Congratulations to WBUR Radio (90.9 FM) and John Davidow, the executive editor of WBUR.org, who won a $250,000 Knight News Challenge grant to experiment with how digital tools should be used to cover trials and other court proceedings.
Davidow tells Laura McGann of the Nieman Journalism Lab that Quincy District Court will be used as a model to come up with a consistent set of guidelines that will foster greater openness.
Issues to be dealt with include whether and under what circumstances citizen journalists can live-blog a trial, and if one of the parties may post to Twitter in real time — as former Illinois governor Rod Blagojevich, who faces federal corruption charges, wanted to do. Davidow tells McGann:
The courts have sort of gone further and further way from the public and public access. In the old days, they were built in the center of town. The community was able to walk into the courts and see what was going on. Modern life has done away with that. The bridge that was going in between the courts and the public was the media. The media has just less resources.

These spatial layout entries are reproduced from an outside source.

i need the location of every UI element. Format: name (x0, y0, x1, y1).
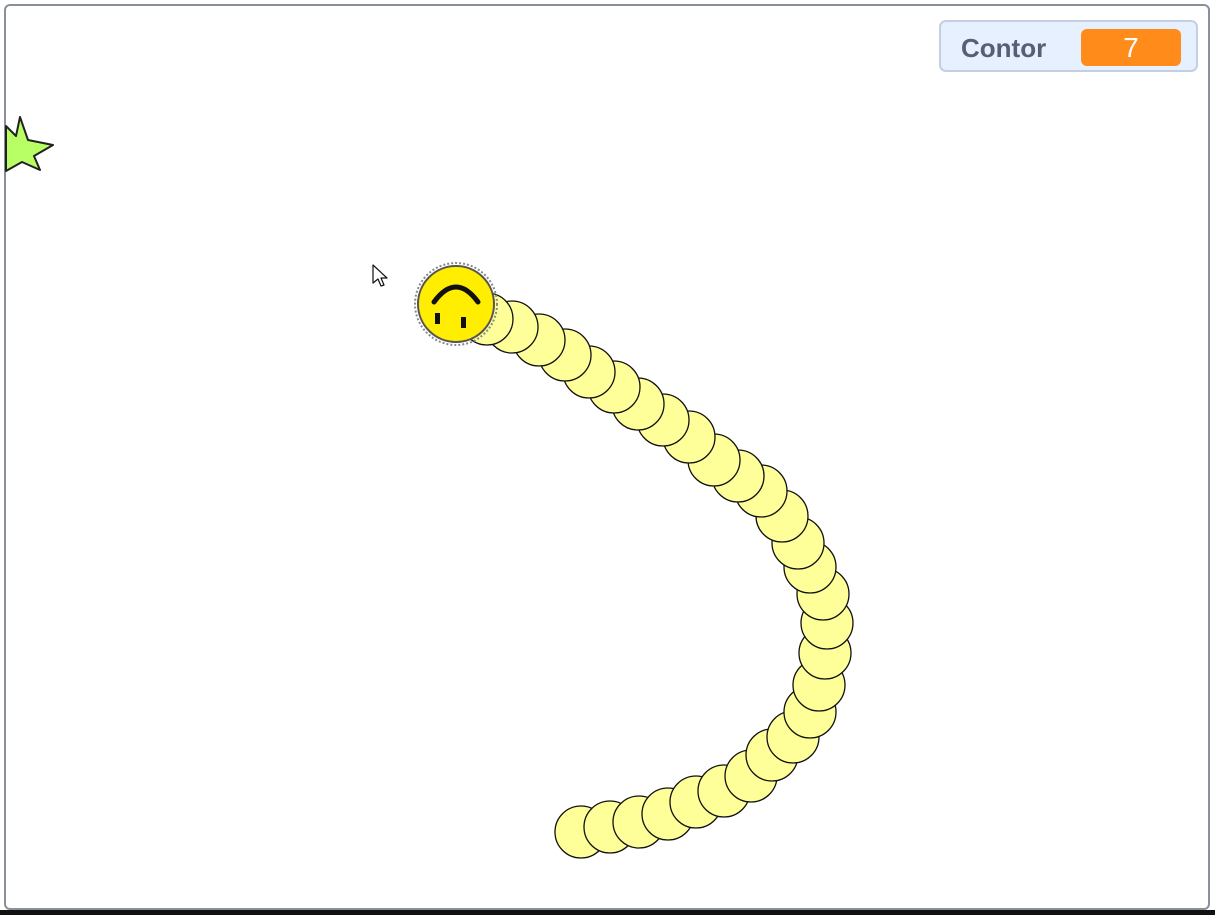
playfield (5, 116, 854, 859)
bottom-bar (0, 910, 1215, 915)
mouse-cursor-icon (372, 264, 388, 287)
snake-head-smiley-face-icon (414, 262, 498, 346)
snake-body (460, 292, 854, 859)
star-icon (5, 116, 54, 172)
head-face (417, 265, 495, 343)
head-eye-right (461, 317, 466, 328)
head-eye-left (435, 313, 440, 324)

Davidow’s was one of 12 projects that will receive $2.74 million in the coming year. The others range from ideas to crowdsource the funding of public radio stories to various efforts aimed at melding mapping and gaming features with news presentations. Here is the complete list.
The Boston Globe, too. The Knight folks have announced that the Globe will receive a contract for more than $130,000 to develop and test a widget based on EveryBlock, an automated, hyperlocal aggregation platform, as part of a $450,000 program called OpenBlock.